According to news reports, 10 Democrats voted against her plan while 11 Republicans supported her bill. Gillibrand, who chairs the Senate Armed Services subcommittee on military personnel, reportedly had veterans groups on her side, but not the top Pentagon brass. According to the Washington Post, Gen. Ray Odierno, the Army chief of staff, criticized her bill by estimating that it could cost $113 million a year to set up and run a new independent legal staff—concerns that Gillibrand scoffed at.

But her biggest obstacle turned out to be fellow a Democrat, Sen. Claire McCaskill, who thought Gillibrand’s bill undercut military authority and wouldn’t protect victims enough to justify it. McCaskill insisted on the 60-vote filibuster threshold. Recently, Congress voted to end the statute of limitations on assault and rape cases in the military and made it a crime to retaliate against victims who come forward to report them.
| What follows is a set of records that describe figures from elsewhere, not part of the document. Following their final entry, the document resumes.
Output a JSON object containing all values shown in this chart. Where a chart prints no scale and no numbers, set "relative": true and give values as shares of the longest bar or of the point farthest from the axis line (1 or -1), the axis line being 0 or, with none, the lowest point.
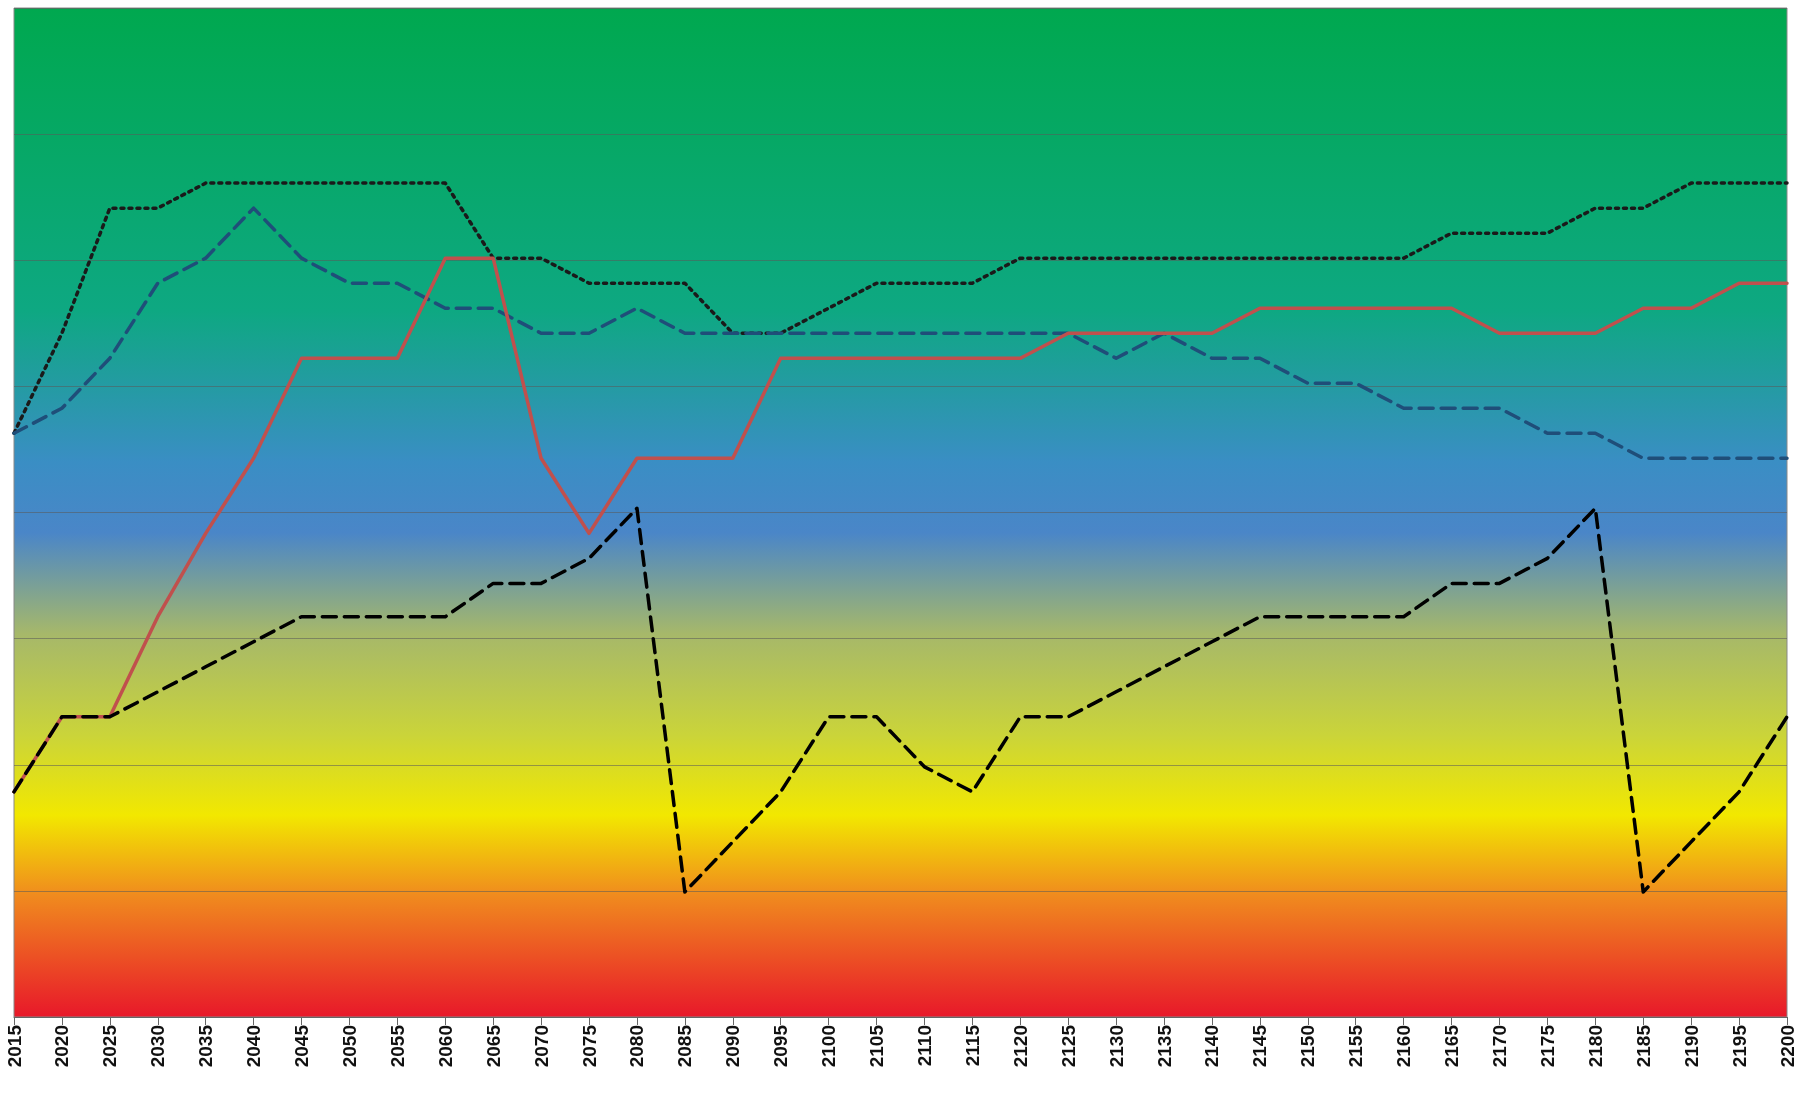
{
  "chart_data": {
    "type": "line",
    "relative": true,
    "grid": "y",
    "marker": "none",
    "categories": [
      "2015",
      "2020",
      "2025",
      "2030",
      "2035",
      "2040",
      "2045",
      "2050",
      "2055",
      "2060",
      "2065",
      "2070",
      "2075",
      "2080",
      "2085",
      "2090",
      "2095",
      "2100",
      "2105",
      "2110",
      "2115",
      "2120",
      "2125",
      "2130",
      "2135",
      "2140",
      "2145",
      "2150",
      "2155",
      "2160",
      "2165",
      "2170",
      "2175",
      "2180",
      "2185",
      "2190",
      "2195",
      "2200"
    ],
    "series": [
      {
        "color": "#1a1a1a",
        "line_style": "dotted",
        "values": [
          0.7,
          0.82,
          0.97,
          0.97,
          1,
          1,
          1,
          1,
          1,
          1,
          0.91,
          0.91,
          0.88,
          0.88,
          0.88,
          0.82,
          0.82,
          0.85,
          0.88,
          0.88,
          0.88,
          0.91,
          0.91,
          0.91,
          0.91,
          0.91,
          0.91,
          0.91,
          0.91,
          0.91,
          0.94,
          0.94,
          0.94,
          0.97,
          0.97,
          1,
          1,
          1
        ]
      },
      {
        "color": "#1f4e79",
        "line_style": "dashed",
        "values": [
          0.7,
          0.73,
          0.79,
          0.88,
          0.91,
          0.97,
          0.91,
          0.88,
          0.88,
          0.85,
          0.85,
          0.82,
          0.82,
          0.85,
          0.82,
          0.82,
          0.82,
          0.82,
          0.82,
          0.82,
          0.82,
          0.82,
          0.82,
          0.79,
          0.82,
          0.79,
          0.79,
          0.76,
          0.76,
          0.73,
          0.73,
          0.73,
          0.7,
          0.7,
          0.67,
          0.67,
          0.67,
          0.67
        ]
      },
      {
        "color": "#c0504d",
        "line_style": "solid",
        "values": [
          0.27,
          0.36,
          0.36,
          0.48,
          0.58,
          0.67,
          0.79,
          0.79,
          0.79,
          0.91,
          0.91,
          0.67,
          0.58,
          0.67,
          0.67,
          0.67,
          0.79,
          0.79,
          0.79,
          0.79,
          0.79,
          0.79,
          0.82,
          0.82,
          0.82,
          0.82,
          0.85,
          0.85,
          0.85,
          0.85,
          0.85,
          0.82,
          0.82,
          0.82,
          0.85,
          0.85,
          0.88,
          0.88
        ]
      },
      {
        "color": "#000000",
        "line_style": "dashed",
        "values": [
          0.27,
          0.36,
          0.36,
          0.39,
          0.42,
          0.45,
          0.48,
          0.48,
          0.48,
          0.48,
          0.52,
          0.52,
          0.55,
          0.61,
          0.15,
          0.21,
          0.27,
          0.36,
          0.36,
          0.3,
          0.27,
          0.36,
          0.36,
          0.39,
          0.42,
          0.45,
          0.48,
          0.48,
          0.48,
          0.48,
          0.52,
          0.52,
          0.55,
          0.61,
          0.15,
          0.21,
          0.27,
          0.36
        ]
      }
    ]
  }
}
McCaskill supported these moderate reforms but could not back Gillibrand’s effort—even though, as Thursday’s vote proved, 54 of her other Senate colleagues did support it.

Gillibrand won’t give up the fight, her spokeswoman says.

“From the very beginning, this was never about being a Democratic idea or a Republican idea,” said Gillibrand in a statement. “It was just the right thing to do – that people of good faith from both parties could unite around.”

She praised “the retired generals, former commanders and veterans of every rank for making their voices heard.” And she singled out the survivors of these assaults “who, despite being betrayed by their chain of command, continue to serve their country by fighting for a justice system that will help make sure no one else suffers the same tragedy they did.”

Gillibrand said she was inspired by the survivors’ courage to come forward in support of her controversial bill.

“They marched the halls of this Congress,” Gillibrand related, “reliving the horror they endured, telling their stories, in hopes that no one else who serves our country has to suffer as they did.

“Tragically, today the Senate failed them,” she said. “We know the deck is stacked against victims of sexual assault in the military, and today, we saw the same in the halls of Congress.”

“For two full decades, since Dick Cheney served as the Defense Secretary during the Tailhook scandal that shook the military and shocked the nation,” Gillibrand continued, “we’ve heard the same thing: ‘zero tolerance’ to sexual assault in the military. But the truth is in the results, and that’s ‘zero accountability.’ ”

She was referring to a Las Vegas convention in 1991 sponsored by the Tailhook Association, attended by some 4,000 U.S. Navy and Marine Corps personnel, where 83 women and seven men reported they’d been the victims of sexual assault and harassment while some of their officers looked on and did nothing to prevent the wrongdoing.

“We will continue the fight for justice and accountability,” Gillibrand vowed at the Senate on Thursday. “That is our duty.”